PLF 2011 - Archéologie préventive : l'Inrap à nouveau dans une impasse budgétaire et financière
Dans son rapport présenté au nom de la commission des finances sur les crédits de la mission "culture", Yann Gaillard, sénateur de l'Aube et vice-président de la commission des finances, ne donne pas dans les circonvolutions : l'Institut national de recherches archéologiques préventives (Inrap) "traverse en effet, depuis l'été, une crise de trésorerie sans précédent, tant par son intensité que par sa durée. Les paiements de l'établissement aujourd'hui bloqués s'élèvent à 6 millions d'euros, qui ne pourront être honorés que lorsque le besoin de trésorerie afférent aux dépenses prioritaires de novembre, au premier rang desquelles le paiement des salaires, aura été couvert (soit 8,9 millions d'euros)".

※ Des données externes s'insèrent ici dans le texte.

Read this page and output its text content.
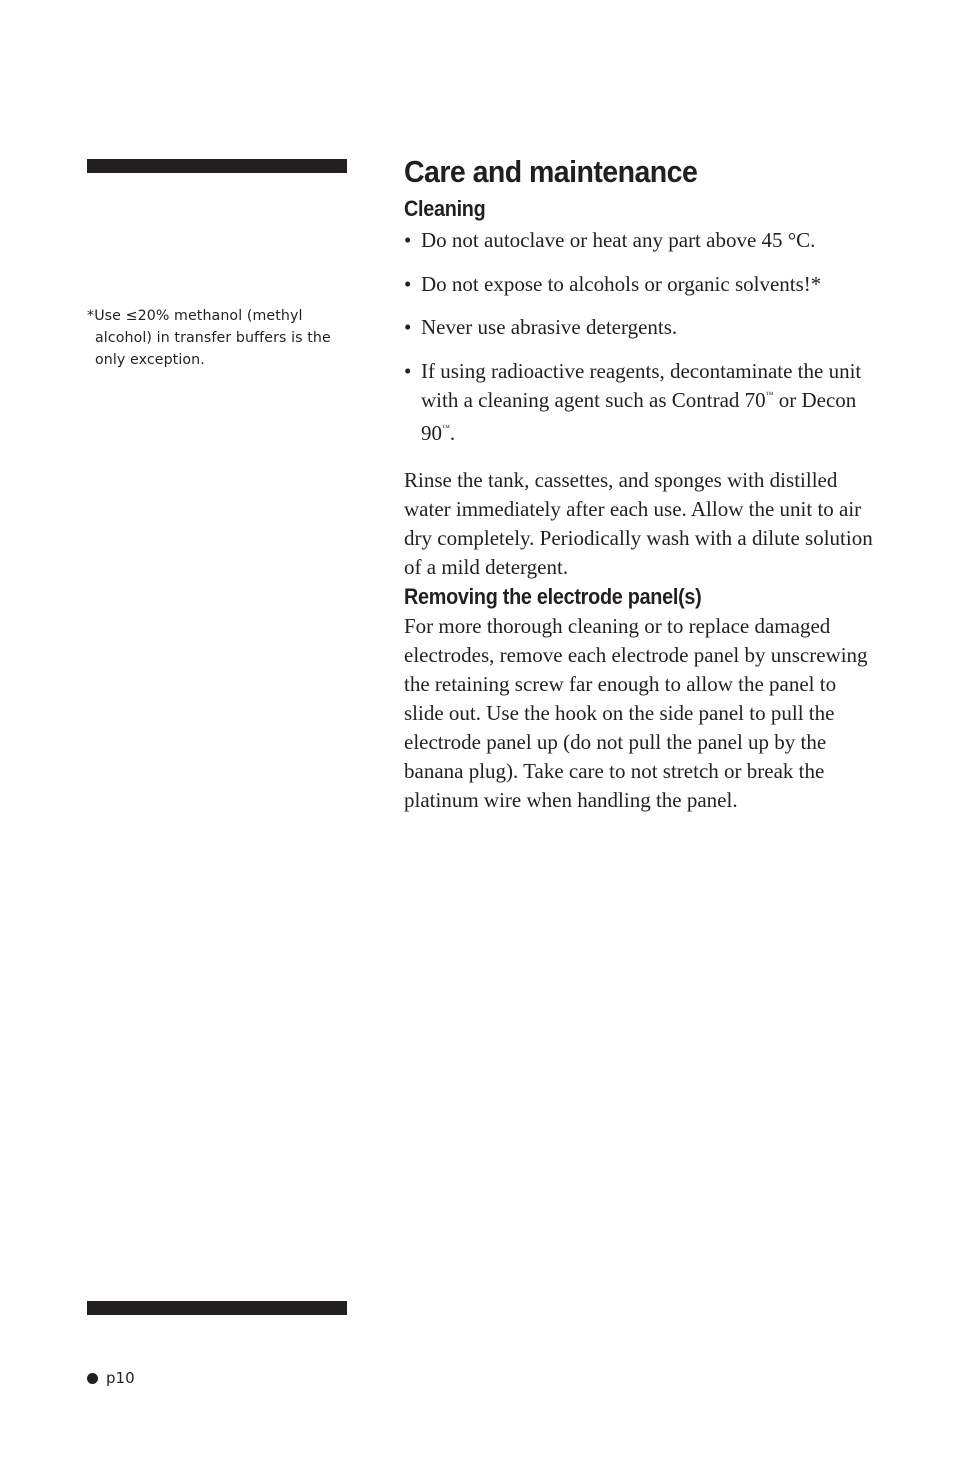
*Use ≤20% methanol (methyl alcohol) in transfer buffers is the only exception.
Care and maintenance
Cleaning
• Do not autoclave or heat any part above 45 °C.
• Do not expose to alcohols or organic solvents!*
• Never use abrasive detergents.
• If using radioactive reagents, decontaminate the unit with a cleaning agent such as Contrad 70™ or Decon 90™.

Rinse the tank, cassettes, and sponges with distilled water immediately after each use. Allow the unit to air dry completely. Periodically wash with a dilute solution of a mild detergent.

Removing the electrode panel(s)

For more thorough cleaning or to replace damaged electrodes, remove each electrode panel by unscrewing the retaining screw far enough to allow the panel to slide out. Use the hook on the side panel to pull the electrode panel up (do not pull the panel up by the banana plug). Take care to not stretch or break the platinum wire when handling the panel.

p10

Selon le rapporteur, cette situation tient à une double cause. D'une part, l'Inrap souffre d'une insuffisance persistante de son fonds de roulement, qui ne couvre que la moitié du besoin en la matière (soit 18,8 millions d'euros à la fin de 2009). D'autre part, ce besoin structurel "se trouve aggravé, en 2010, par une baisse importante du rendement de la redevance d'archéologie préventive" (RAP). A la fin du mois d'octobre, le rendement de la RAP était en effet de 50,5 millions d'euros, contre 65,6 millions attendus en progression linéaire. Interrogés par le rapporteur, les représentants de l'Inrap ont toutefois fait valoir "que les restructurations intervenues dans le cadre de la réorganisation de l'administration territoriale de l'Etat ont pu retarder la liquidation de la redevance par les services", ce qui laisserait augurer un possible rattrapage. La situation de l'Inrap n'en est pas moins de plus en plus précaire. Après une première "subvention exceptionnelle" de 15 millions d'euros au premier semestre 2010, le ministère de la Culture a attribué une nouvelle rallonge de 2 millions d'euros au début du mois d'octobre, avant une autre subvention de 4,3 millions d'euros d'ici à la fin de l'année.
Le coût de la recapitalisation
Ces abondements ne sont toutefois que des palliatifs. L'Inrap lui-même reconnaît que "l'effort exceptionnel consenti ne suffira pas à redresser les comptes de l'institut, qui abordera l'année 2011 dans des conditions qui menacent sa pérennité et le bon déroulement de l'activité archéologique, si une réforme de la redevance d'archéologie préventive et de la gouvernance du système n'est pas mise en oeuvre rapidement et si une recapitalisation de l'Inrap et du Fnap [fonds national d'archéologie préventive, ndlr] n'intervient pas à brève échéance". Problème : le coût de la recapitalisation de l'Inrap et du Fnap est évalué à 63 millions d'euros (hors éventuel déficit 2010), dont 33,7 millions pour la reprise des déficits antérieurs et 29,1 millions d'insuffisance cumulée de crédits pour couvrir les 111 dossiers d'archéologie préventive non encore engagés faute de moyens. A défaut, il faudrait envisager une réduction drastique des moyens de l'ordre de 40%, "que l'Inrap juge incompatible avec la politique de prescription actuellement conduite et l'amélioration des délais d'intervention". Pour Yann Gaillard, cette situation très inquiétante traduit - au-delà des aspects conjoncturels - "l'extrémité à laquelle est parvenu un mode de financement inadapté, ne permettant pas un pilotage commun de la dépense et de la ressource". Le rapporteur fait notamment allusion au mécanisme de la RAP et à la trésorerie unifiée de l'Inrap (déficitaire) et du Fnap (longtemps excédentaire), qui a permis de masquer la situation réelle. Il compte donc interroger, lors de la discussion, le ministre de la Culture sur les conclusions de la mission que le gouvernement a confié, en avril dernier, à l'Inspection générale des finances sur le bilan de la RAP et les propositions alternatives permettant de définir un système de financement stable et pérenne.
Référence : projet de loi de finances pour 2011, rapport de la commission des finances du Sénat sur les crédits de la mission "culture".